In some churches this has been taken to mean communion should be a rare and special event, celebrated perhaps only once a year and preceded by fasting and confession. For others, it’s a routine part of worship celebrated every Sunday.
Either way, it is a gift and a blessing to the Church. But is it ever right for believers not to take communion? The answer is very challenging. According to Scripture, there is only one reason not to take part in the family meal, and that is when family relationships have broken down. In other words, if we are in a state of unresolved conflict and unforgiveness with a brother or sister in Christ.
Paul says: ‘So then, whoever eats the bread or drinks the cup of the Lord in an unworthy manner will be guilty of sinning against the body and blood of the Lord’ (1 Corinthians 11:27). It’s easy to take this as referring generally to sinfulness and sinful acts. But in context, that’s not what it means. Paul has been talking to the Corinthians about their relationships and criticising the divisions among them. It was not a happy church. So when he talks about bringing judgment on themselves because they don’t discern the body of Christ, it isn’t the bread of communion he’s talking about, but the church. When we are angry, jealous, neglectful or contemptuous of a fellow-believer at communion, we are eating and drinking in an unworthy manner.
This is a great challenge to us, because it means we are responsible for being reconciled with our neighbours before we take communion. Jesus hints at this in the Sermon on the Mount: ‘Therefore, if you are offering your gift at the altar and there remember that your brother or sister has something against you, leave your gift there in front of the altar. First go and be reconciled to that person; then come and offer your gift’ (Matthew 5:23).

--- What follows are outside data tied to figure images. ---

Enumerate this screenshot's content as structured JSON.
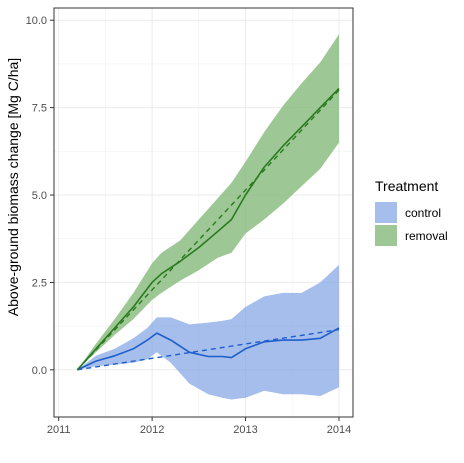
{
  "chart_data": {
    "type": "line",
    "title": "",
    "xlabel": "",
    "ylabel": "Above-ground biomass change [Mg C/ha]",
    "xlim": [
      2010.95,
      2014.15
    ],
    "ylim": [
      -1.35,
      10.35
    ],
    "x_ticks": [
      2011,
      2012,
      2013,
      2014
    ],
    "x_tick_labels": [
      "2011",
      "2012",
      "2013",
      "2014"
    ],
    "y_ticks": [
      0,
      2.5,
      5,
      7.5,
      10
    ],
    "y_tick_labels": [
      "0.0",
      "2.5",
      "5.0",
      "7.5",
      "10.0"
    ],
    "grid": true,
    "legend": {
      "title": "Treatment",
      "position": "right"
    },
    "series": [
      {
        "name": "control",
        "color": "#1f5fcc",
        "band_color": "#7fa2e3",
        "x": [
          2011.2,
          2011.4,
          2011.6,
          2011.8,
          2011.95,
          2012.05,
          2012.2,
          2012.4,
          2012.6,
          2012.75,
          2012.85,
          2013.0,
          2013.2,
          2013.4,
          2013.6,
          2013.8,
          2014.0
        ],
        "values": [
          0.0,
          0.25,
          0.4,
          0.6,
          0.85,
          1.05,
          0.85,
          0.5,
          0.38,
          0.38,
          0.35,
          0.6,
          0.8,
          0.85,
          0.85,
          0.9,
          1.2
        ],
        "lower": [
          0.0,
          0.1,
          0.15,
          0.2,
          0.3,
          0.5,
          0.2,
          -0.4,
          -0.7,
          -0.8,
          -0.85,
          -0.8,
          -0.6,
          -0.7,
          -0.7,
          -0.75,
          -0.5
        ],
        "upper": [
          0.0,
          0.4,
          0.6,
          0.9,
          1.2,
          1.5,
          1.5,
          1.3,
          1.35,
          1.4,
          1.45,
          1.8,
          2.1,
          2.2,
          2.2,
          2.5,
          3.0
        ],
        "trend": {
          "x": [
            2011.2,
            2014.0
          ],
          "y": [
            0.0,
            1.15
          ]
        }
      },
      {
        "name": "removal",
        "color": "#2a7a1e",
        "band_color": "#84ba7b",
        "x": [
          2011.2,
          2011.4,
          2011.6,
          2011.8,
          2012.0,
          2012.1,
          2012.3,
          2012.5,
          2012.7,
          2012.85,
          2013.0,
          2013.2,
          2013.4,
          2013.6,
          2013.8,
          2014.0
        ],
        "values": [
          0.0,
          0.6,
          1.2,
          1.8,
          2.5,
          2.75,
          3.1,
          3.5,
          3.95,
          4.3,
          5.0,
          5.8,
          6.4,
          6.95,
          7.5,
          8.05
        ],
        "lower": [
          0.0,
          0.5,
          1.0,
          1.45,
          2.0,
          2.2,
          2.55,
          2.85,
          3.2,
          3.35,
          3.9,
          4.3,
          4.75,
          5.25,
          5.75,
          6.5
        ],
        "upper": [
          0.0,
          0.75,
          1.45,
          2.2,
          3.05,
          3.35,
          3.7,
          4.3,
          4.9,
          5.35,
          5.95,
          6.8,
          7.55,
          8.2,
          8.8,
          9.6
        ],
        "trend": {
          "x": [
            2011.2,
            2014.0
          ],
          "y": [
            0.0,
            8.0
          ]
        }
      }
    ]
  }
}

It is also a great comfort, because it means there is room at the table for sinners. That doesn’t mean we should be easy about serious, unconfessed sin – arguably, that is itself a breach of Christian fellowship, even if no one else knows about it, because we are accountable to one another. But it means that while we should always examine ourselves and be penitent for what we’ve done wrong – and particularly at communion – we don’t have to reach a particular standard of righteousness before we can eat bread and drink wine. When we share a meal with our ordinary family, we can look round the table and know everyone’s faults – but we know we are loved and accepted anyway, and it’s the same with communion. The bread and wine speak of Christ dying to bring us into God’s family, and he wants us to join him at his table.